Беседа еще продолжалась долго, прокурор все уточнял и перепроверял, потом достал из сейфа заявление Матвеева, дал прочитать и попросил подтвердить.

Матвеев охватывал заводские дела широко, анализируя баланс, сравнивая доходы и расходы, цены и качество кирпича, снижение убытков и фактическую заводскую себестоимость, потери полезного времени, нарушения технологии и описывая факты невежества. Заявление занимало много страниц, увлекало глубиной экономических знаний, содержало много ссылок на документы, по-видимому, на те самые, за которыми охотились Валов и Артынов, но чтение этого значительного труда главбуха оставляло недоумение.

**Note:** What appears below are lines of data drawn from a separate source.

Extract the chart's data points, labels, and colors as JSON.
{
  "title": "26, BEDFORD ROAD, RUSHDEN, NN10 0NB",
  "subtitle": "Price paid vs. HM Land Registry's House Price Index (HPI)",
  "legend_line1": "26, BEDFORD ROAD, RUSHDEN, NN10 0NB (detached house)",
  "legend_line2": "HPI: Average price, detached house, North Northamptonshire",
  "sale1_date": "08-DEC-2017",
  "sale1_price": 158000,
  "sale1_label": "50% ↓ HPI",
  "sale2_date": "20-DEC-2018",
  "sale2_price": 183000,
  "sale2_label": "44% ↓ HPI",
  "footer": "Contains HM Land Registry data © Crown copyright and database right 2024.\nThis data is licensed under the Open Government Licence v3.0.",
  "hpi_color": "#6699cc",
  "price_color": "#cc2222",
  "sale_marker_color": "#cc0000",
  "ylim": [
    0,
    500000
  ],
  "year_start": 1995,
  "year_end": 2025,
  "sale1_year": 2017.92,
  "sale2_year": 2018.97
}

– Все правильно, все на месте, – подтвердил Корней, откладывая заявление в сторону, – а чего-то в нем не хватает.

– Чего же? – спросил прокурор. – Вы поможете выяснить?

– Вряд ли. Я не знаю!

Он мог бы, разумеется, кое в чем помочь разобраться или хотя бы просто сказать: «А почему? Почему все это происходит: приписки в отчеты, преднамеренное снижение затрат на производство, раздувание благополучия и вообще все, о чем пишет Матвеев? О чем спорят и по поводу чего ругаются косогорцы на оперативках, на собраниях? Почему?»

Прокурор смотрел ему прямо в лицо, но Корней, поколебавшись, все же не решился и повторил:

– Нет, я еще ничего не знаю…

– Вы будьте смелее, – подбодрил прокурор.

– Я не успел еще оглядеться на заводе как следует…

– Ну, что ж! – согласился прокурор. – Хотя бы и так. Осторожность не вредит. А если надумаете, приходите еще.

«Зачем еще раз приходить? С меня хватит, – как бы оправдываясь сам перед собой, подумал Корней уже в автобусе, по пути в Косогорье. – Чем дальше в лес, тем больше дров. Нет, с меня хватит пока что!»

Автобус остановился у конторы. Вечерело. Окна директорского кабинета плавились в багряных лучах заката.

С путей, от складской площадки, двинулся груженый состав.

Корней посмотрел на часы: уже время сменять на дежурстве Валова, мыкаться до утра. В обжиге опять произошел затор: с пылу, с жару, не давая остыть, кирпич грузили в вагоны.

Отправив состав, Валов прогуливался по пустой площадке.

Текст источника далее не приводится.